Home! Finally, we’re home. But how can coming home feel so familiar and so surreal, all at the same time?
* * * * *
Several years ago we made the adventurous (or foolish) decision to drive to New Orleans with a three and a five year old. There and back again, with overnights at a friends’ house in Charlotte and a cabin in the northeastern Alabama woods, it was about thirty-five hours of driving.
And after thirty-five hours of the Veggie-Tales CD, let me tell you, we were ready to come home. But as we drove that familiar last block (no deer that night), waved to our neighbors, and greeted our black cat, something wasn’t quite right.
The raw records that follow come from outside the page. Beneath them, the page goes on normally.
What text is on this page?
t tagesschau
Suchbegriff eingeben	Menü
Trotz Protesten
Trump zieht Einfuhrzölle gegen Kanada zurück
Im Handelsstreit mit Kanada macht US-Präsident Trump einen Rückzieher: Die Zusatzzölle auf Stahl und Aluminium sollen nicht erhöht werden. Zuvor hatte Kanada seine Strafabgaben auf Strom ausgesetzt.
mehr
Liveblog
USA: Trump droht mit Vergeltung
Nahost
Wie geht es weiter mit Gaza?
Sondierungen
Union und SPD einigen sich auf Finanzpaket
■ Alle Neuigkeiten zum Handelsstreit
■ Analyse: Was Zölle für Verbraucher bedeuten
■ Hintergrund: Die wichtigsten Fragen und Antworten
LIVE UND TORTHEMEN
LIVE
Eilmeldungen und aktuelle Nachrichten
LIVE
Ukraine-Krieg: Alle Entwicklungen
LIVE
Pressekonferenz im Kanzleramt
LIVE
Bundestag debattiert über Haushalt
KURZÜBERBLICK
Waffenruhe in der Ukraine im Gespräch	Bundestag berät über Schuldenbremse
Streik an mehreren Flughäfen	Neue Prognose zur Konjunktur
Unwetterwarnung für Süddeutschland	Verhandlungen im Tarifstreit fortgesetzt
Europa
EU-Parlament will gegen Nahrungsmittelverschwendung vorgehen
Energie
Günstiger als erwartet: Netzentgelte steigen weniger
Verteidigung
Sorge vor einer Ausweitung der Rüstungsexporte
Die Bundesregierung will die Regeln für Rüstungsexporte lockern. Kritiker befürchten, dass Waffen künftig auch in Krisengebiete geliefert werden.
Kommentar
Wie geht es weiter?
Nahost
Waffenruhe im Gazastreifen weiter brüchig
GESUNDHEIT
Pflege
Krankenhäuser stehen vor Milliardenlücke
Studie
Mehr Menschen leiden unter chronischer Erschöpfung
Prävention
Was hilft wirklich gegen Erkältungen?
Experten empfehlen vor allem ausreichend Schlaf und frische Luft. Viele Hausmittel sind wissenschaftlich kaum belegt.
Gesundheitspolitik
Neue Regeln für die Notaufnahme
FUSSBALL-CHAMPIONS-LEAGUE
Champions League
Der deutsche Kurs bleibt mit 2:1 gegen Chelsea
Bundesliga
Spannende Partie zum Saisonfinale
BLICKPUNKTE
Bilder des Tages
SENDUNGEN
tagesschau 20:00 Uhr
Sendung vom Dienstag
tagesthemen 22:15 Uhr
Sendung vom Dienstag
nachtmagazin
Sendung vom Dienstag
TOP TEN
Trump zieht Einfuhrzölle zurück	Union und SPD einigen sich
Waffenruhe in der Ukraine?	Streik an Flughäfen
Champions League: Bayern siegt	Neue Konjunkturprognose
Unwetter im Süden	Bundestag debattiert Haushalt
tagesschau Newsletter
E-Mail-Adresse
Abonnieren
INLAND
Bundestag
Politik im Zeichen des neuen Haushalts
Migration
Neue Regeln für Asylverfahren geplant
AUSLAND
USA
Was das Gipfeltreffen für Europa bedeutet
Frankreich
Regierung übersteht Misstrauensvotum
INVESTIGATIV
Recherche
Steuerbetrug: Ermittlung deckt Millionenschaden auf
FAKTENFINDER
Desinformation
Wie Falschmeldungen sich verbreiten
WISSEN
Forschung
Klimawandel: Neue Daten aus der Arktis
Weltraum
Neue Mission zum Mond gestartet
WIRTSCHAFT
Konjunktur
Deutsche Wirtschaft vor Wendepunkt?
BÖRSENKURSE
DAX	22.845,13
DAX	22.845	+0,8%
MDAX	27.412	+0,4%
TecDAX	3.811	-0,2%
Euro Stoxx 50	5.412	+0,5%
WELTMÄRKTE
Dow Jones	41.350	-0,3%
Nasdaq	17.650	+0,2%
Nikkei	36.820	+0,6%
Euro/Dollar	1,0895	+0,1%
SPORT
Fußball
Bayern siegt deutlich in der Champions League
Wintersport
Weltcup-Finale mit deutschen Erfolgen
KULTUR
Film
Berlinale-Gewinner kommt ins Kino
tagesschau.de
It was as if we had never left. But we had. After two weeks and two thousand miles, our eyes were now accustomed to new sights and unfamiliar places. I felt uneasy in the old and familiar.
Strange.
But there wasn’t much time for reflection. Instead, there were tasks–get the girls in bed, empty the cooler, take off the bikes. Home quickly became a to-do list. Our room was the aftermath of our two-weeks-previous packing tornado. The girls room was worse. A Goodwill trip, perhaps a dumpster, was in order. I suddenly became nostalgic about living out of suitcases.
It was home. It was really overwhelming.
Time had passed, things had changed, but the same skirt that I had rejected while packing was still sitting on my bed. I regarded it as a foreign object–the North Carolina mountains seemed nearer. Was it only a week ago that I biked the streets of New Orleans? And that lovely cabin in Alabama… I could almost smell the pine trees. Were all of these places and moments just postcards and photographs now?
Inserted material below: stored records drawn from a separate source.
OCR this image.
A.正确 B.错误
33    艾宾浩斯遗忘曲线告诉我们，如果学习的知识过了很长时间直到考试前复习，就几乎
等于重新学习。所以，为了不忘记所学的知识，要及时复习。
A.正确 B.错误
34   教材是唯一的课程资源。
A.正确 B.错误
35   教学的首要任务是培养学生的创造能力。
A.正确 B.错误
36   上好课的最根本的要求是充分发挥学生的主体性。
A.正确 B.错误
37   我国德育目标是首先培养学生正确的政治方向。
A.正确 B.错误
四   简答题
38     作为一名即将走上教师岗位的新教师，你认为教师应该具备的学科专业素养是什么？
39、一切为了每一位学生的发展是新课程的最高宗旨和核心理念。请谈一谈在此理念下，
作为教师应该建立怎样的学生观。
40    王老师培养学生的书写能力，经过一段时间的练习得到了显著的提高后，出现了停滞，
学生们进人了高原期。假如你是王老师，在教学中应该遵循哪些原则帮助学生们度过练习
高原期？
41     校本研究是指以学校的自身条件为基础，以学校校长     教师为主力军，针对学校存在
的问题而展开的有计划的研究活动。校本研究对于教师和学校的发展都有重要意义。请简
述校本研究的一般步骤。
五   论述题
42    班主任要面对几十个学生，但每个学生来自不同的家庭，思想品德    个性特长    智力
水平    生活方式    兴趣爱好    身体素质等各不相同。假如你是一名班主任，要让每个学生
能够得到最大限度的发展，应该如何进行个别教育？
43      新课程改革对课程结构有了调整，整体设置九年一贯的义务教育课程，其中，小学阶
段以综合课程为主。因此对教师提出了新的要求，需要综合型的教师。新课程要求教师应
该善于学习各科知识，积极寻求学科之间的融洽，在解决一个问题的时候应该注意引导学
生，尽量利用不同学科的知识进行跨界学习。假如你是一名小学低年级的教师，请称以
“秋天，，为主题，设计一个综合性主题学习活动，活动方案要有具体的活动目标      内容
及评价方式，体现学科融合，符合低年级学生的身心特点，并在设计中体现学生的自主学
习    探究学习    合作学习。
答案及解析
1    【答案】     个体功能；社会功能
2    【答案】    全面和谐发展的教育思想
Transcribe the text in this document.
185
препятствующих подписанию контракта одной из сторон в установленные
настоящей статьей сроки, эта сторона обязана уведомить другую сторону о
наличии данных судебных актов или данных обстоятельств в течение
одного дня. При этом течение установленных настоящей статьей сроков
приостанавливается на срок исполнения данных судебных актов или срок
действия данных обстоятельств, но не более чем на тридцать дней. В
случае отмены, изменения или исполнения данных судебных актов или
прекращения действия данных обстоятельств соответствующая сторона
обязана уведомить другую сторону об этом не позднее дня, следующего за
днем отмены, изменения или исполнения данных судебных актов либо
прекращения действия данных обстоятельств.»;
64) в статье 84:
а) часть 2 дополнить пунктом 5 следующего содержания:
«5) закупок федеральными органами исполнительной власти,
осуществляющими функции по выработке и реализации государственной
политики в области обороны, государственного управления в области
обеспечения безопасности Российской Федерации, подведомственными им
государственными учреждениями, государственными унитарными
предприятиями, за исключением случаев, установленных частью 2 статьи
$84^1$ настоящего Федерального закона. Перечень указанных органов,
I threw the skirt off the bed and lay down.
* * * * *
The next morning I had some coffee in the backyard. The chickens were doing their chicken-y things in the run, the kids were swinging under the magnolia tree, and the sun was shining through everything green.
It was good to be home.
Eventually I slowed down enough to remember one of my favorite quotes. From G.K. Chesterton. The words rippled through my head as I sipped from my warm mug, stilling me.
The fatal metaphor of progress, which means leaving things behind us, has utterly obscured the real idea of growth, which means leaving things inside us.
Ah… here was a key. I took another sip.
The thing about coming home is that it is work. Good work. But it is not only the work of unpacking, laundry and trying to find the darn cellphone charger. It’s not just returning to my email inbox, catching up at the office, or purging excess stuff. Coming home is also the work of figuring out what my experiences of far-away places will mean in my close-to-home places.
Coming home is allowing myself to be different than I was, and giving the left-inside things room to grow. And as I sat there, under the same magnolia tree, surrounded by the same neighbors and the same city deer, gearing up to clean my room, I sighed and smiled.
“There’d better be some new things in there,” I thought, laying a hand on my breastbone as if I might feel something move. “Two thousand miles is a long was to go for some postcards.”